I need to decide when (not) to convert a text file based on the known file encoding and the desired output encoding.
If the text is US-ASCII, I don't need to convert it if the output encoding is ASCII, UTF-8, Latin1, ...
Obviously I need to convert a US-ASCII file to UTF-16 or UTF-32.
A list of standard encodings exists at
http://www.iana.org/assignments/character-sets/character-sets.xml
A conversion is necessary if:
- the minimal character size is > 1 byte or
- the first 127 code points are not the same as US-ASCII.
I'd like to know:
- Is there a similar list with details (bytelenght, ASCII-compatibility) about the implementation of each encoding?
- I'd be happy about a list containing only codecs supported by Qt5.
EDIT
I already found an answer to the question
- Are all 8-or-variable8-bit-based codecs a superset of ASCII?
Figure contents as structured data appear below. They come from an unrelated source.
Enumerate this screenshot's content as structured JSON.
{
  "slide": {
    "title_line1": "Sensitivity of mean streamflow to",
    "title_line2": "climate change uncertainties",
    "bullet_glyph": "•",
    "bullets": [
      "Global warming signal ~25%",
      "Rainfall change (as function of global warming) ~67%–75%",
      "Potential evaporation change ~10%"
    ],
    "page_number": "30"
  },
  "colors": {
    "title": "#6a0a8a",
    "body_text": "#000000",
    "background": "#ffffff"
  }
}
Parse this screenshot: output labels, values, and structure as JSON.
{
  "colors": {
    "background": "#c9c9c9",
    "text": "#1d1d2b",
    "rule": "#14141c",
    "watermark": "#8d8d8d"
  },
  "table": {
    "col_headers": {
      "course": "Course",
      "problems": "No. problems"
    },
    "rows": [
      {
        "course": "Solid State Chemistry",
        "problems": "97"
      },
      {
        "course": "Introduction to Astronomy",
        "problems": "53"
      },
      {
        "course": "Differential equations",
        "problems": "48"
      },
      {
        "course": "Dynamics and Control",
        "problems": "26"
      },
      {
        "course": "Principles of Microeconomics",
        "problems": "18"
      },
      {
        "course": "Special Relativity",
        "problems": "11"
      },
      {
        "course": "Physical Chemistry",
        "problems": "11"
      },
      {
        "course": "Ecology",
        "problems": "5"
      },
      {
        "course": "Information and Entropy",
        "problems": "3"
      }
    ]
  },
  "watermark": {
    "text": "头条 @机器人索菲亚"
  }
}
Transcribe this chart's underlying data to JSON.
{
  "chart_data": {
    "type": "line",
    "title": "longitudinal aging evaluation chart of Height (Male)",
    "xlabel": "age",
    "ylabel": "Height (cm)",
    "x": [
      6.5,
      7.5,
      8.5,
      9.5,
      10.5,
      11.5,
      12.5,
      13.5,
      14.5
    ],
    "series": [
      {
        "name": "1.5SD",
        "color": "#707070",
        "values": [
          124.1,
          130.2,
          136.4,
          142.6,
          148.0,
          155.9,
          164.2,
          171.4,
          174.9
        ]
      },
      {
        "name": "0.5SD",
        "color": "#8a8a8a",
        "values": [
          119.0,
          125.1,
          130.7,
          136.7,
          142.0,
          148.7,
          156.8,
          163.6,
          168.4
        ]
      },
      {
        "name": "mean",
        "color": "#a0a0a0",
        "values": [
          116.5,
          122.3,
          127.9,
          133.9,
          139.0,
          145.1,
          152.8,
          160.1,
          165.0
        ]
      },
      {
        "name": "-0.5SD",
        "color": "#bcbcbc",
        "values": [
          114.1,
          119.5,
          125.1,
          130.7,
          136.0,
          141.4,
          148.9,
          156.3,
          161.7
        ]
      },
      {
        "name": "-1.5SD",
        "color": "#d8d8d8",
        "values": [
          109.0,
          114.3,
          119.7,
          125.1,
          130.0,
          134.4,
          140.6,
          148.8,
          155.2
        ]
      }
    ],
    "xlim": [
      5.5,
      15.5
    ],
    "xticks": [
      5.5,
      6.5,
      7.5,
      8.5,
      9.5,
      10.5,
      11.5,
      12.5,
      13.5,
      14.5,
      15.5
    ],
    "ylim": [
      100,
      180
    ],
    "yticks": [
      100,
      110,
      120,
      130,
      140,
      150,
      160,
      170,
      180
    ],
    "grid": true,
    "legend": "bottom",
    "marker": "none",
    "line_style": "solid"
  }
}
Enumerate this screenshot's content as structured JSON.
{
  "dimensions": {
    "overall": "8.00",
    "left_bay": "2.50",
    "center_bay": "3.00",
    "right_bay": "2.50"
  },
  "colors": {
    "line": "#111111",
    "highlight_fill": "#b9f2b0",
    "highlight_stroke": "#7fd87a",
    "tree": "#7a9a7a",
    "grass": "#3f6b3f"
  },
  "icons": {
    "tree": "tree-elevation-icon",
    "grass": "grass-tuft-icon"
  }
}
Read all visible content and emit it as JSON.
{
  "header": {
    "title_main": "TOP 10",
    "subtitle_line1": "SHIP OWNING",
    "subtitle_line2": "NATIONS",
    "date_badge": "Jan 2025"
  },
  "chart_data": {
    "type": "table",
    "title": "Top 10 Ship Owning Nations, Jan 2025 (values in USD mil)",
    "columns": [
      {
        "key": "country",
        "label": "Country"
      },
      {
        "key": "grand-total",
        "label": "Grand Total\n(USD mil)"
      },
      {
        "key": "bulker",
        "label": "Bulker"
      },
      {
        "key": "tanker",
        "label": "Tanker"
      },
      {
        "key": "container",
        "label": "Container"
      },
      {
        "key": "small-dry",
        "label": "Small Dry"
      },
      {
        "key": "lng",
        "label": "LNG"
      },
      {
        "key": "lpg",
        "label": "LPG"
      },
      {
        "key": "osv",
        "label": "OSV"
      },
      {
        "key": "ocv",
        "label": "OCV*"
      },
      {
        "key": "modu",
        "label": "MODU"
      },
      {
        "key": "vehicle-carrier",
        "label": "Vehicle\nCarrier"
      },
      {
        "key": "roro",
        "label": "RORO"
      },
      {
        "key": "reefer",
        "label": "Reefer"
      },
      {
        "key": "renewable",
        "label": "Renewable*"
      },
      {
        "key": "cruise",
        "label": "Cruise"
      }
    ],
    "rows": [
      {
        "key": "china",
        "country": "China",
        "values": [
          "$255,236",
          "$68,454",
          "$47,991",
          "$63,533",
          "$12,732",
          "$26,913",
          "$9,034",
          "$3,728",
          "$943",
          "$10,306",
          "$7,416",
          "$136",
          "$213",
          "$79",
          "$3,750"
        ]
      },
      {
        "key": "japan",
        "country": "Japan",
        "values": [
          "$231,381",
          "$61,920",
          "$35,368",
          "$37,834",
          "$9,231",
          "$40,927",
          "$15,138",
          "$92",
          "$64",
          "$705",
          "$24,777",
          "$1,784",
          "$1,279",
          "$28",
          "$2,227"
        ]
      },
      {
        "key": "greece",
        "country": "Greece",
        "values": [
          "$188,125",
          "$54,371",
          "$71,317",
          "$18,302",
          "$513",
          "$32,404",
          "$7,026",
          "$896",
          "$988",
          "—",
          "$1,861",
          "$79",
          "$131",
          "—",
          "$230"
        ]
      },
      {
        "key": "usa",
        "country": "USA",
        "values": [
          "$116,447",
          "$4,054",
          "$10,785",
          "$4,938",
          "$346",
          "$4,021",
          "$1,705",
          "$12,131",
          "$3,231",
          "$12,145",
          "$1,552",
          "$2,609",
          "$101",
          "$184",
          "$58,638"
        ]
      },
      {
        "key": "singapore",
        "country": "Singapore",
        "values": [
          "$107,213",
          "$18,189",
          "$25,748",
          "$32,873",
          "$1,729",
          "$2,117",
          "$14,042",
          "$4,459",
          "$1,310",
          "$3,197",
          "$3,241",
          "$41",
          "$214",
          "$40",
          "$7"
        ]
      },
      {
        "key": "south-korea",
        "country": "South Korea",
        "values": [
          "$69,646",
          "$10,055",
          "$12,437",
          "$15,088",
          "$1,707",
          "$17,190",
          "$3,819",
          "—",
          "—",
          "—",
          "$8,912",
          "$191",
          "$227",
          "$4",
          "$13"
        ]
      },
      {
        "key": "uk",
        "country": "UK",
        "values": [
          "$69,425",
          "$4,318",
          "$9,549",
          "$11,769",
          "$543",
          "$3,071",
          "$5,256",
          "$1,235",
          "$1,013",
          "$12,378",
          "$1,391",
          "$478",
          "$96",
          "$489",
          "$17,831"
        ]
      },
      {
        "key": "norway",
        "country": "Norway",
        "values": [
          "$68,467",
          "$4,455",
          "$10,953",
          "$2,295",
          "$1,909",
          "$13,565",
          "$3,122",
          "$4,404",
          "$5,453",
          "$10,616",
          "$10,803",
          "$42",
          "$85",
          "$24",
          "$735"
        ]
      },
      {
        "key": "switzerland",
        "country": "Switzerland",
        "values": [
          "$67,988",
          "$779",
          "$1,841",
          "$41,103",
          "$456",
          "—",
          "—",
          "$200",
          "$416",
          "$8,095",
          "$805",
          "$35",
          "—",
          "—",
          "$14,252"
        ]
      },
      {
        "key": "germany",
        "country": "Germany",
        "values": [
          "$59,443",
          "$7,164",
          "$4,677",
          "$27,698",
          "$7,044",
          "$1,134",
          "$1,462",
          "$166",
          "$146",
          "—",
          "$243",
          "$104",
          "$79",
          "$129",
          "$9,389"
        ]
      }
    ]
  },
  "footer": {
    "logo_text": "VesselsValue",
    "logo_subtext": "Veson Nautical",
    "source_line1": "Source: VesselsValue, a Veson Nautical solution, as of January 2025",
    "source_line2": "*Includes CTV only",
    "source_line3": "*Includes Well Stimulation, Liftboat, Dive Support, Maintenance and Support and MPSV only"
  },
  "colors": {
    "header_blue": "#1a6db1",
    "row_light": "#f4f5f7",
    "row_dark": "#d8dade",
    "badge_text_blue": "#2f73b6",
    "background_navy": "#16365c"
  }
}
- In other words: Can US-ASCII be interpreted as any 8-or-variable8-bit-based encoding?
here: Character set that is not a superset of ASCII
Instead, it would be helpful to know:
- Is there a list of character sets which are supersets of ASCII?
This looks promising:
mime.charsets - list of character sets which are ASCII supersets,
but I couldn't find an actual mime.charsets file.